If you have questions about using CSN resources for something that may be perceived as person or financial interest, please take of a copy of the section from the Board of Regents Handbook, Title 4, Chapter 1, Section 25 to your supervisor and discuss the issue. If questions or doubts still exist, please refer your question up the chain of command to your director, department head, dean, or VP. If you are not comfortable using that chain of command or have reasons to suspect someone in that chain of being involved with or associated with someone who is misusing CSN resources, please contact CSN internal audit.
Cash handling is always interesting to auditors. Here are a few of the requirements for handling cash at CSN:
1. Safeguarding revenue and receipts prior to official deposit is the responsibility of the department.
2. In every department a minimum two individuals divide the responsibilities of the management of receipting, depositing and handling of all cash in every department.
3. At no time should a student worker be used for primary cash accountability responsibilities.
4. Student workers may collect payments under the supervision and accountability of a full time permanent staff member.
5. Student workers may make departmental deposits if someone other than the student verified and filled out the deposit form to take to a Cashier’s Office. The student worker should ensure the amounts indicated on the departmental deposit are balanced against actual deposit items.

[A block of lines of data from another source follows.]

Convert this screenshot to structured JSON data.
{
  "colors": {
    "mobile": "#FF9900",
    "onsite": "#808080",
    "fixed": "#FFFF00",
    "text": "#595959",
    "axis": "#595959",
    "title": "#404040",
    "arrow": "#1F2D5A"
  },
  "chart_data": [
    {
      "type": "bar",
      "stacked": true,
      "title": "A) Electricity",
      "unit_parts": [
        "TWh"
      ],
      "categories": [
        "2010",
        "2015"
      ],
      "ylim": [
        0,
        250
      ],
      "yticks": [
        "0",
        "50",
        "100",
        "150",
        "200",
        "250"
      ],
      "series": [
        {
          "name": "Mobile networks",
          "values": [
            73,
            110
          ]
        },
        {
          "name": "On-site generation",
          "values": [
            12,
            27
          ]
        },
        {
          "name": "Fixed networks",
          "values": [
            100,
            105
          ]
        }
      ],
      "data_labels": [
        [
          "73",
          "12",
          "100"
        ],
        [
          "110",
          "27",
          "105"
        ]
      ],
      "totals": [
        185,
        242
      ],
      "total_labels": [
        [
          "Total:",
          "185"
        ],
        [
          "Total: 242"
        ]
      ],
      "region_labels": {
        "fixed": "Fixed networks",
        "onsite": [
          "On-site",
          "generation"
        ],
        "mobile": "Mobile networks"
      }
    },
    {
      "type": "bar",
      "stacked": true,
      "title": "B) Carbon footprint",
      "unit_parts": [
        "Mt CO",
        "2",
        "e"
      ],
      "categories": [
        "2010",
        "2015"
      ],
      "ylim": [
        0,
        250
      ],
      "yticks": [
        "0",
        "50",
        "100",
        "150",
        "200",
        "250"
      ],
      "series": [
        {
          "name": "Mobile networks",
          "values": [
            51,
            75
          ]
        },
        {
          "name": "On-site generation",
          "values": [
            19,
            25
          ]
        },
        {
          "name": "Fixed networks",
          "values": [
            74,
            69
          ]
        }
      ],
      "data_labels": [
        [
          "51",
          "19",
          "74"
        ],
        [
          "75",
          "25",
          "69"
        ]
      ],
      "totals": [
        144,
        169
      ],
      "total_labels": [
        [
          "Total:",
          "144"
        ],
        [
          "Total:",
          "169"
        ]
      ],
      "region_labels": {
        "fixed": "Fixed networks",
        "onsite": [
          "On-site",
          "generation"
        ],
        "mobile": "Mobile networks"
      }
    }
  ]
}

6. The function of handling or collecting cash should always be separated from the recording of cash in any type of official receipting performed by the department.
7. All deposits must be counted once by a departmental Cash Custodian and once by another individual to ensure the accuracy of the deposit before it is hand delivered to the Cashier’s Office for deposit.
8. Only authorized personnel are permitted to handle cash and must have attended mandatory cash handling training.
9. Each department head or Cash Custodian must maintain a listing of all employees (including students) who are performing cash handling duties.
10. All checks and money orders will be restrictively endorsed immediately upon receipt to the Board of Regents, College of Southern Nevada including CSN’s account number and bank name among other information.
11. CSN’s internal auditors can audit any department’s cash handling without advance notice.
12. For further guidance on cash handling, see the Cash and Payment Handling Operations Policies and Procedures document available at http://www.csn.edu/pages/1722.asp.
Be familiar with all of the policies, procedures, laws and regulations governing your job at CSN. These may include the following:
- State of Nevada Administrative Code.
- The Nevada System of Higher Education Handbook.
- CSN’s Policies and Procedures.
- Your Department’s Policies, Procedures, Guidelines and Operating Practices.
Ask your supervisor, manager, director, chair, dean and others if you have questions.